Relevant Examples of Directed Pd(II)-Catalyzed C(sp3)–H Halogenation
Given our success in ligand-enabled transition-metal-enabled C(sp3)–H functionalization, we began our study of C(sp3)–H bromination by focusing on ligand screening with 1a as the model substrate (Table 1). In the absence of ligand no reactivity was observed. Simple quinoline and phenanthridine ligands (L1, L2, respectively) afforded trace product. Given the ease of substituted quinoline synthesis, we screened quinoline ligands with substitution at C2 and C3; we were pleased to observe that the yield of 2a increased to 21% when L3 was used. We next observed that acridine ligand L4 increased the yield to 27%. Previously, ligand L5 has proven efficient for accelerating many C(sp3)–H activation reactions.7b,7c,7e To our delight, C2/C3-fused quinoline/tetrahydropyran ligands proved superior to all other ligand classes in enabling the β-C(sp3)–H bromination. Consequently, we evaluated the effect of different substitutions on the quinoline ring (L5–L14).

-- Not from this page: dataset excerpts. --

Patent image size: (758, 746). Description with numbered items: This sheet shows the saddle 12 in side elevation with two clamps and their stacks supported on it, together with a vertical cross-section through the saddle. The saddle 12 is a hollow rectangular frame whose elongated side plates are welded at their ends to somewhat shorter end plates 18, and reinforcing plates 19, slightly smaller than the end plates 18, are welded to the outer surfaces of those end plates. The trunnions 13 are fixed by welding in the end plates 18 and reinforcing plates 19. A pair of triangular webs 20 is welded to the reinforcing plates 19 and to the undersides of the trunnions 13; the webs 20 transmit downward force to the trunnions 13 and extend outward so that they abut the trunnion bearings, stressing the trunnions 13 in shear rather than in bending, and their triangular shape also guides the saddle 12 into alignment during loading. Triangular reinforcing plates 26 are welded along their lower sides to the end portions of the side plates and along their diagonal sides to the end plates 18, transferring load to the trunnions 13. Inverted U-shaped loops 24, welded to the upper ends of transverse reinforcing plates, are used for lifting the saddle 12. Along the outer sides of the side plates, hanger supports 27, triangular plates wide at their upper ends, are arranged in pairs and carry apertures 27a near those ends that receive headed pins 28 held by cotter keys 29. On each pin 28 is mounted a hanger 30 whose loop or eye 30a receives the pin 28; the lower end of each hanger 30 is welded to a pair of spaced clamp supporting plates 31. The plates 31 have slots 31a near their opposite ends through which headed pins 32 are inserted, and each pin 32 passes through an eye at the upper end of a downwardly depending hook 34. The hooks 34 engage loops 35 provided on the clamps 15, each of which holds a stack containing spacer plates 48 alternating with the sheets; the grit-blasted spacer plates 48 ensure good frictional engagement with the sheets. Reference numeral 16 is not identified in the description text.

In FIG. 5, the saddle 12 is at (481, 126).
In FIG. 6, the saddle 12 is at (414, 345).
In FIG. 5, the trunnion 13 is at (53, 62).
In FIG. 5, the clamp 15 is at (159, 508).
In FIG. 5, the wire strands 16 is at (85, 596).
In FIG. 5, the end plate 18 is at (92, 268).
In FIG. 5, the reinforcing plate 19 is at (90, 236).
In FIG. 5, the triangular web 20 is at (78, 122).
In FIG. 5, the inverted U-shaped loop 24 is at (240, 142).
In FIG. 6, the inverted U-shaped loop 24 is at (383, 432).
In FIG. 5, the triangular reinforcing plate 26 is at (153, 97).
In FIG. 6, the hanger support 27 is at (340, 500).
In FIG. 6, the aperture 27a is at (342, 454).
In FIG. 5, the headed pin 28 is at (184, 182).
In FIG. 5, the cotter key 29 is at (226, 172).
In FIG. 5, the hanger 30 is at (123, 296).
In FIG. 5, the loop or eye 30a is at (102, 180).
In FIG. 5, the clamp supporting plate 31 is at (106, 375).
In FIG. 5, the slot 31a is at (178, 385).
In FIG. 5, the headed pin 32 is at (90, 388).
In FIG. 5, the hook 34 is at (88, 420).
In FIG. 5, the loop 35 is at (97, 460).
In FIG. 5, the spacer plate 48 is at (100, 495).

With ligand L5, a yield of 49% of 2a was observed. The yield was increased to 55% by installing a tert-butyl group at the 6-position (L6). A slightly lower yield was observed when a methyl group was installed at C7 (L7). For sterically encumbered ligands L8 and L9, a significant decrease in yields was observed. Other substitutions, such as aryl and amino groups, on the 6-postion (L10, L11) proved inferior to L5. The installation of a methoxy group at C8 (L12) was detrimental to the success of the reaction, presumably due to the ability of the methoxy group to occupy a vacant site of Pd(II), effectively rendering L12 a bidentate ligand. Since L6 had been identified as the optimal ligand, we pursued modification of L6 in an effort to increase the yield of the reaction; however, neither the presence of electron-withdrawing nor electron-donating substituents at C7 gave better yields (L13, L14, respectively). Using L6, we were able to dramatically improve the yield to 73% by reducing the molar equivalents of NBS and using AcOH (1 equiv) as an additive.
Table 1.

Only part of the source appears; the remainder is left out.